Match-winning Miroslav Klose marked his 28th birthday with a pair of gift-wrapped goals against Costa Rica on Friday.
Then, as the celebrations began, he warned the hosts' rivals that Germany can only improve as the tournament unfolds.
Klose, top scorer in the Bundesliga last season, continued his personal speciality of scoring freely in Germany's opening World Cup fixtures with goals after 17 and 61 minutes in their 4-2 triumph.
It was the highest-scoring opening fixture in the history of the World Cup.
He hit a hat-trick four years ago as the Germans thumped Saudi Arabia 8-0 in Sapporo in their opening game.
"Yes, it seems to be a habit," he said with a smile. "But of course this feels great -- to play at home, in the opening match of the World Cup finals in your own country and to score two goals -- it could not be better.
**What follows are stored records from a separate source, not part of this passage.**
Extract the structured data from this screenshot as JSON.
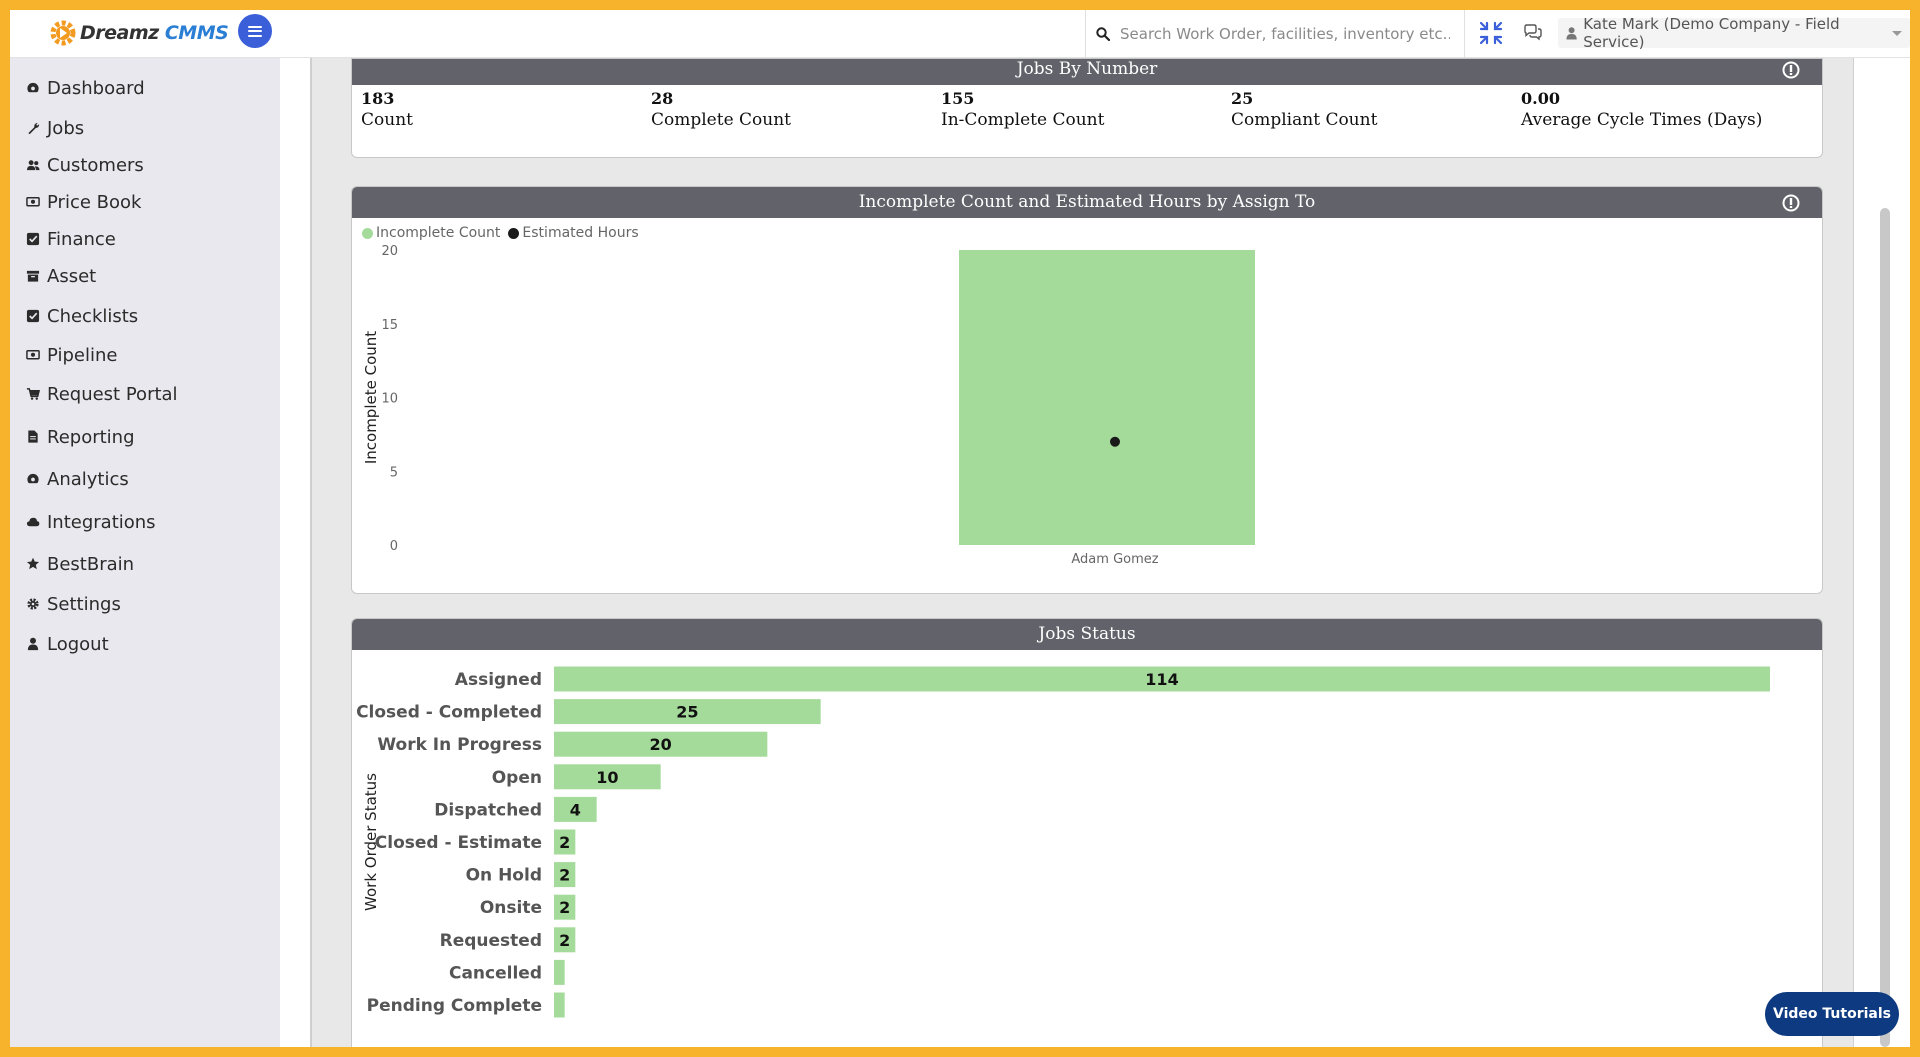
{
  "app": {
    "brand_main": "Dreamz",
    "brand_accent": "CMMS"
  },
  "header": {
    "search_placeholder": "Search Work Order, facilities, inventory etc...",
    "user_label": "Kate Mark (Demo Company - Field Service)"
  },
  "sidebar": {
    "items": [
      {
        "label": "Dashboard",
        "icon": "dashboard-icon"
      },
      {
        "label": "Jobs",
        "icon": "wrench-icon"
      },
      {
        "label": "Customers",
        "icon": "users-icon"
      },
      {
        "label": "Price Book",
        "icon": "money-icon"
      },
      {
        "label": "Finance",
        "icon": "check-square-icon"
      },
      {
        "label": "Asset",
        "icon": "archive-icon"
      },
      {
        "label": "Checklists",
        "icon": "check-square-icon"
      },
      {
        "label": "Pipeline",
        "icon": "money-icon"
      },
      {
        "label": "Request Portal",
        "icon": "cart-icon"
      },
      {
        "label": "Reporting",
        "icon": "file-icon"
      },
      {
        "label": "Analytics",
        "icon": "dashboard-icon"
      },
      {
        "label": "Integrations",
        "icon": "cloud-icon"
      },
      {
        "label": "BestBrain",
        "icon": "star-icon"
      },
      {
        "label": "Settings",
        "icon": "gear-icon"
      },
      {
        "label": "Logout",
        "icon": "user-icon"
      }
    ]
  },
  "jobs_by_number": {
    "title": "Jobs By Number",
    "stats": [
      {
        "value": "183",
        "label": "Count"
      },
      {
        "value": "28",
        "label": "Complete Count"
      },
      {
        "value": "155",
        "label": "In-Complete Count"
      },
      {
        "value": "25",
        "label": "Compliant Count"
      },
      {
        "value": "0.00",
        "label": "Average Cycle Times (Days)"
      }
    ]
  },
  "incomplete_panel": {
    "title": "Incomplete Count and Estimated Hours by Assign To"
  },
  "status_panel": {
    "title": "Jobs Status"
  },
  "video_tutorials_label": "Video Tutorials",
  "colors": {
    "bar_green": "#a5db9a",
    "header_gray": "#62626a",
    "accent_blue": "#3b5fd9",
    "button_navy": "#0d3a80"
  },
  "chart_data": [
    {
      "type": "bar",
      "title": "Incomplete Count and Estimated Hours by Assign To",
      "categories": [
        "Adam Gomez"
      ],
      "series": [
        {
          "name": "Incomplete Count",
          "values": [
            20
          ],
          "color": "#a5db9a"
        },
        {
          "name": "Estimated Hours",
          "values": [
            7
          ],
          "color": "#1a1a1a",
          "render": "point"
        }
      ],
      "ylabel": "Incomplete Count",
      "xlabel": "",
      "ylim": [
        0,
        20
      ],
      "yticks": [
        "0",
        "5",
        "10",
        "15",
        "20"
      ],
      "legend": "top-left"
    },
    {
      "type": "bar",
      "orientation": "horizontal",
      "title": "Jobs Status",
      "categories": [
        "Assigned",
        "Closed - Completed",
        "Work In Progress",
        "Open",
        "Dispatched",
        "Closed - Estimate",
        "On Hold",
        "Onsite",
        "Requested",
        "Cancelled",
        "Pending Complete"
      ],
      "values": [
        114,
        25,
        20,
        10,
        4,
        2,
        2,
        2,
        2,
        1,
        1
      ],
      "data_labels": [
        "114",
        "25",
        "20",
        "10",
        "4",
        "2",
        "2",
        "2",
        "2",
        "",
        ""
      ],
      "ylabel": "Work Order Status",
      "xlim": [
        0,
        114
      ]
    }
  ]
}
"But the most important thing was for us to win the match. Now we know we can score goals but we know we can improve our performance and I am very confident we can do that."
Klose was withdrawn after 79 minutes to a standing ovation from the sell-out capacity crowd of 66,000 at the Allianz Arena.
He said he had been feeling a slight tension in his left thigh, but it was not enough to trouble his fitness for the Germans' next game against Poland in Dortmund on June 14.
"This, today, has given me a beautiful feeling," said Klose, who was chosen by FIFA's panel of experts as the man of the match.
Klose denied that the German defence, which conceded two goals created by inter-passing by the Costa Rican forwards, was a cause for concern.
"No," he said. "It is not the fault of the defence. When we lose possession, in attack, we have to fight to get behind the ball again. We didn't do that. We made it difficult for them. It was our fault."
He said he had not celebrated either of his goals with a characteristic somersault on Friday because they were not really important enough.
"I just do those flip-ups now when it is a very beautiful, very important goal -- so I hope you will see a few in this tournament."